O tarihte yazılan metinlerden örnekler “Mudschaheddin” kavramının bilhassa Sovyet saldırısının ilk aşamasında tarafsız, kimi zaman da olumlu yansıtıldığını kanıtlar. Bu bağlamda “Mudschaheddin” birliklerine karşı gösterilen büyük toplumsal desteğe, onların kötü eğitim ve organizasyonlarına rağmen dayanıklı olduklarına yer verilmekteydi:
“Halkın neredeyse yüzde doksanı direnişçilere destek veriyor. Bu yüzden kötü organize olan ve yetersiz donanıma sahip Mudschaheddin birlikleri dayanabilmiş ve hatta yavaş yavaş operasyonlarının vurucu gücünü artırabilmişlerdir.”[2]
“Farklı grupların birbirlerine rakip olmaları askerî bir dezavantaj değildir; Mudschaheddin birlikleri birleşmiş güçleri ile Sovyet saldırılarına karşı koyabildiklerini kanıtlamışlardır.”[3]
“Kızıl Ordu üç gün boyunca taarruzda bulundu, fakat piyade birlikleri kayda değer bir görev üstlenemediler. Dört veya beş kişilik küçük gruplarda hareket eden Mudschaheddin birlikleri direnebildiler.
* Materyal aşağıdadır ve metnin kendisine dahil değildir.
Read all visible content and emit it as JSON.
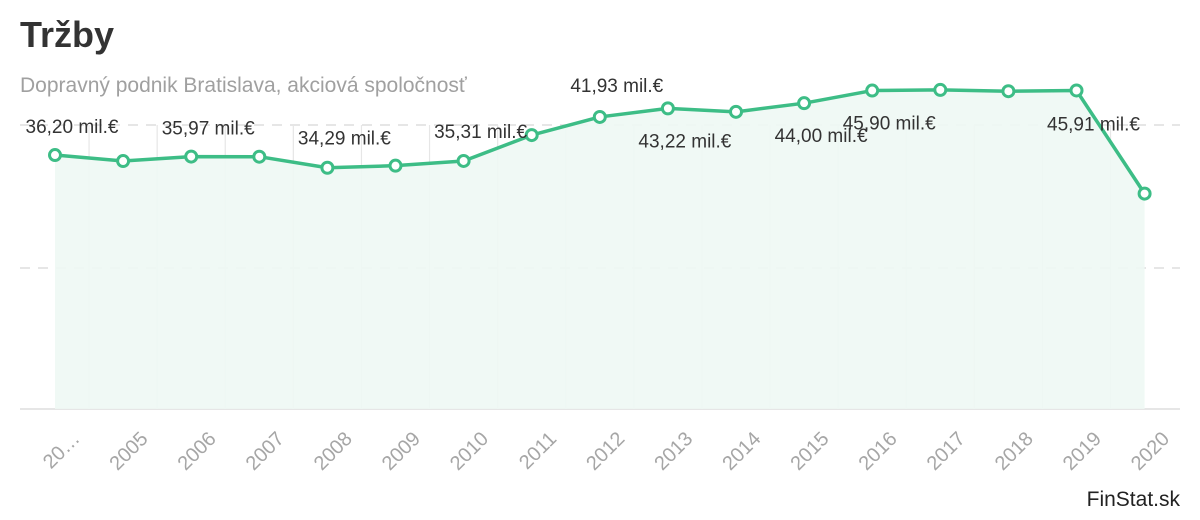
{
  "header": {
    "title": "Tržby",
    "subtitle": "Dopravný podnik Bratislava, akciová spoločnosť"
  },
  "credit": "FinStat.sk",
  "colors": {
    "line": "#3dbd86",
    "area": "#eef8f4",
    "grid_dashed": "#dddddd",
    "grid_vertical": "#e6e6e6"
  },
  "chart_data": {
    "type": "area",
    "title": "Tržby",
    "subtitle": "Dopravný podnik Bratislava, akciová spoločnosť",
    "categories": [
      "20…",
      "2005",
      "2006",
      "2007",
      "2008",
      "2009",
      "2010",
      "2011",
      "2012",
      "2013",
      "2014",
      "2015",
      "2016",
      "2017",
      "2018",
      "2019",
      "2020"
    ],
    "values": [
      36.2,
      35.3,
      35.97,
      35.95,
      34.29,
      34.6,
      35.31,
      39.2,
      41.93,
      43.22,
      42.7,
      44.0,
      45.9,
      46.0,
      45.8,
      45.91,
      30.4
    ],
    "data_labels": [
      {
        "index": 0,
        "text": "36,20 mil.€"
      },
      {
        "index": 2,
        "text": "35,97 mil.€"
      },
      {
        "index": 4,
        "text": "34,29 mil.€"
      },
      {
        "index": 6,
        "text": "35,31 mil.€"
      },
      {
        "index": 8,
        "text": "41,93 mil.€"
      },
      {
        "index": 9,
        "text": "43,22 mil.€"
      },
      {
        "index": 11,
        "text": "44,00 mil.€"
      },
      {
        "index": 12,
        "text": "45,90 mil.€"
      },
      {
        "index": 15,
        "text": "45,91 mil.€"
      }
    ],
    "ylim": [
      -2,
      52
    ],
    "grid": true,
    "unit": "mil.€"
  }
}
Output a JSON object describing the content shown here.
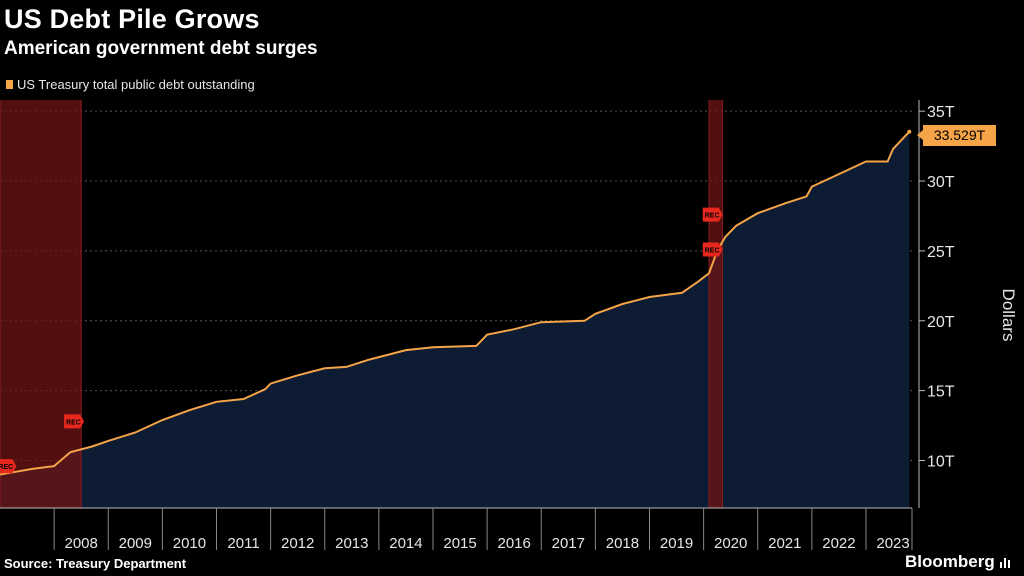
{
  "header": {
    "title": "US Debt Pile Grows",
    "subtitle": "American government debt surges"
  },
  "footer": {
    "source": "Source: Treasury Department",
    "brand": "Bloomberg"
  },
  "colors": {
    "line": "#f5a447",
    "area": "#0d1b33",
    "recession": "#6e1414",
    "rec_marker": "#e8281f"
  },
  "chart_data": {
    "type": "area",
    "title": "US Debt Pile Grows",
    "subtitle": "American government debt surges",
    "ylabel": "Dollars",
    "xlabel": "",
    "series": [
      {
        "name": "US Treasury total public debt outstanding",
        "x": [
          2007.0,
          2007.3,
          2007.6,
          2008.0,
          2008.3,
          2008.7,
          2009.0,
          2009.5,
          2010.0,
          2010.5,
          2011.0,
          2011.5,
          2011.9,
          2012.0,
          2012.5,
          2013.0,
          2013.4,
          2013.8,
          2014.0,
          2014.5,
          2015.0,
          2015.8,
          2016.0,
          2016.5,
          2017.0,
          2017.8,
          2018.0,
          2018.5,
          2019.0,
          2019.6,
          2019.9,
          2020.1,
          2020.25,
          2020.4,
          2020.6,
          2021.0,
          2021.5,
          2021.9,
          2022.0,
          2022.5,
          2023.0,
          2023.4,
          2023.5,
          2023.8
        ],
        "values": [
          9.0,
          9.2,
          9.4,
          9.6,
          10.6,
          11.0,
          11.4,
          12.0,
          12.9,
          13.6,
          14.2,
          14.4,
          15.1,
          15.5,
          16.1,
          16.6,
          16.7,
          17.2,
          17.4,
          17.9,
          18.1,
          18.2,
          19.0,
          19.4,
          19.9,
          20.0,
          20.5,
          21.2,
          21.7,
          22.0,
          22.8,
          23.4,
          25.0,
          26.0,
          26.8,
          27.7,
          28.4,
          28.9,
          29.6,
          30.5,
          31.4,
          31.4,
          32.3,
          33.529
        ]
      }
    ],
    "last_value_label": "33.529T",
    "x_ticks": [
      "2008",
      "2009",
      "2010",
      "2011",
      "2012",
      "2013",
      "2014",
      "2015",
      "2016",
      "2017",
      "2018",
      "2019",
      "2020",
      "2021",
      "2022",
      "2023"
    ],
    "y_ticks": [
      "10T",
      "15T",
      "20T",
      "25T",
      "30T",
      "35T"
    ],
    "y_tick_values": [
      10,
      15,
      20,
      25,
      30,
      35
    ],
    "xlim": [
      2007.0,
      2023.85
    ],
    "ylim": [
      6.6,
      35.8
    ],
    "legend": [
      "US Treasury total public debt outstanding"
    ],
    "legend_position": "top-left",
    "recessions": [
      {
        "start": 2007.0,
        "end": 2008.5,
        "label": "REC"
      },
      {
        "start": 2020.1,
        "end": 2020.35,
        "label": "REC"
      }
    ],
    "rec_markers": [
      {
        "x": 2007.1,
        "value": 9.6,
        "label": "REC"
      },
      {
        "x": 2008.35,
        "value": 12.8,
        "label": "REC"
      },
      {
        "x": 2020.15,
        "value": 27.6,
        "label": "REC"
      },
      {
        "x": 2020.15,
        "value": 25.1,
        "label": "REC"
      }
    ]
  }
}
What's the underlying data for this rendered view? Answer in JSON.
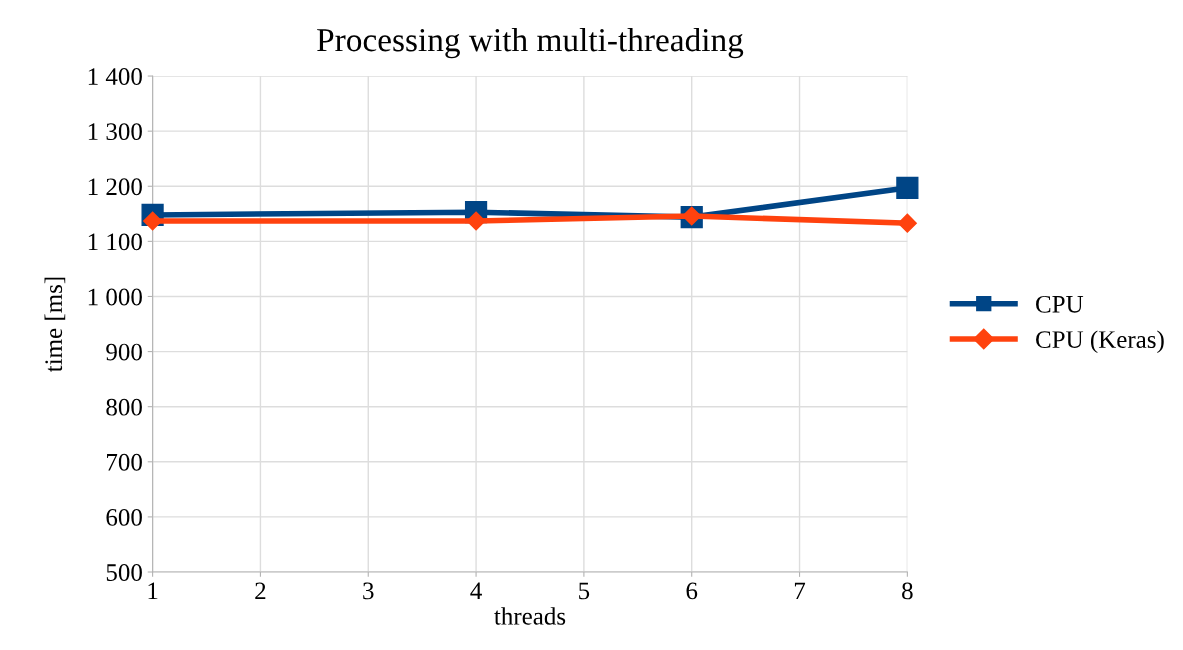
{
  "chart_data": {
    "type": "line",
    "title": "Processing with multi-threading",
    "xlabel": "threads",
    "ylabel": "time [ms]",
    "x": [
      1,
      4,
      6,
      8
    ],
    "series": [
      {
        "name": "CPU",
        "color": "#004586",
        "marker": "square",
        "values": [
          1148,
          1153,
          1144,
          1197
        ]
      },
      {
        "name": "CPU (Keras)",
        "color": "#ff420e",
        "marker": "diamond",
        "values": [
          1137,
          1137,
          1146,
          1133
        ]
      }
    ],
    "xlim": [
      1,
      8
    ],
    "xticks": [
      1,
      2,
      3,
      4,
      5,
      6,
      7,
      8
    ],
    "ylim": [
      500,
      1400
    ],
    "yticks": [
      500,
      600,
      700,
      800,
      900,
      {
        "value": 1000,
        "label": "1 000"
      },
      {
        "value": 1100,
        "label": "1 100"
      },
      {
        "value": 1200,
        "label": "1 200"
      },
      {
        "value": 1300,
        "label": "1 300"
      },
      {
        "value": 1400,
        "label": "1 400"
      }
    ],
    "grid": true,
    "legend": "right",
    "line_style": "solid"
  }
}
Nihayetinde Sovyetler Birliği eli boş geri dönmek zorunda kalan taraf oldu.”[4]
“Mudschaheddin” kavramının bu yöndeki kullanımı devamlılık gösterememiş ve sadece 1979 yılındaki Afganistan savaşının ilk aşaması için geçerli olmuştur. Günümüzde “Mudschaheddin” kavramından değil de daha ziyade “cihatçı” veya “din savaşçısı”ndan bahsedilmektedir. Fakat “Mudschaheddin” kavramının tam tersine bu kavramlar küçük düşürücü çağrışımlara sahiptir. Oysa hem “Mudschaheddin” hem de “cihatçılar” kavramları “cihat” kelimesinden türemekte ve anlamsal olarak aynı içeriğe sahip olup “cihat yapanlar” anlamına gelmektedir. Buna rağmen “Mudschaheddin” ve “cihatçılar” kamuoyunda farklı siyasi veya ideolojik yönelimlere bağlı olarak farklı yorumlamalar kazanmaktadır.
Bahsi geçen örnekler ile İslami kavramların kamuoyunda nasıl kullanıldığını görmek mümkündür. Bilhassa Alman kamuoyunda bu kavramlar ağırlıklı olarak siyasi toplumsal çelişkiler ve yurt dışında ve yurt içindeki çatışma durumları ile bağlantılı olarak kullanılmaktadır. Bu durum da bu kavramların kamuoyunda siyasallaşmalarına yol açmaktadır. Böylece İslami kavramlar dinî bağlamlarından uzaklaştırılmakta ve bu işlem sırasında lügat anlamlarını yitirmektedir. Bu da onları “siyasi dil kullanımında isteğe bağlı farklı anlamların yüklenebildiği, aslında anlamsız, içi boş kılıflar” mesabesine indirmektedir.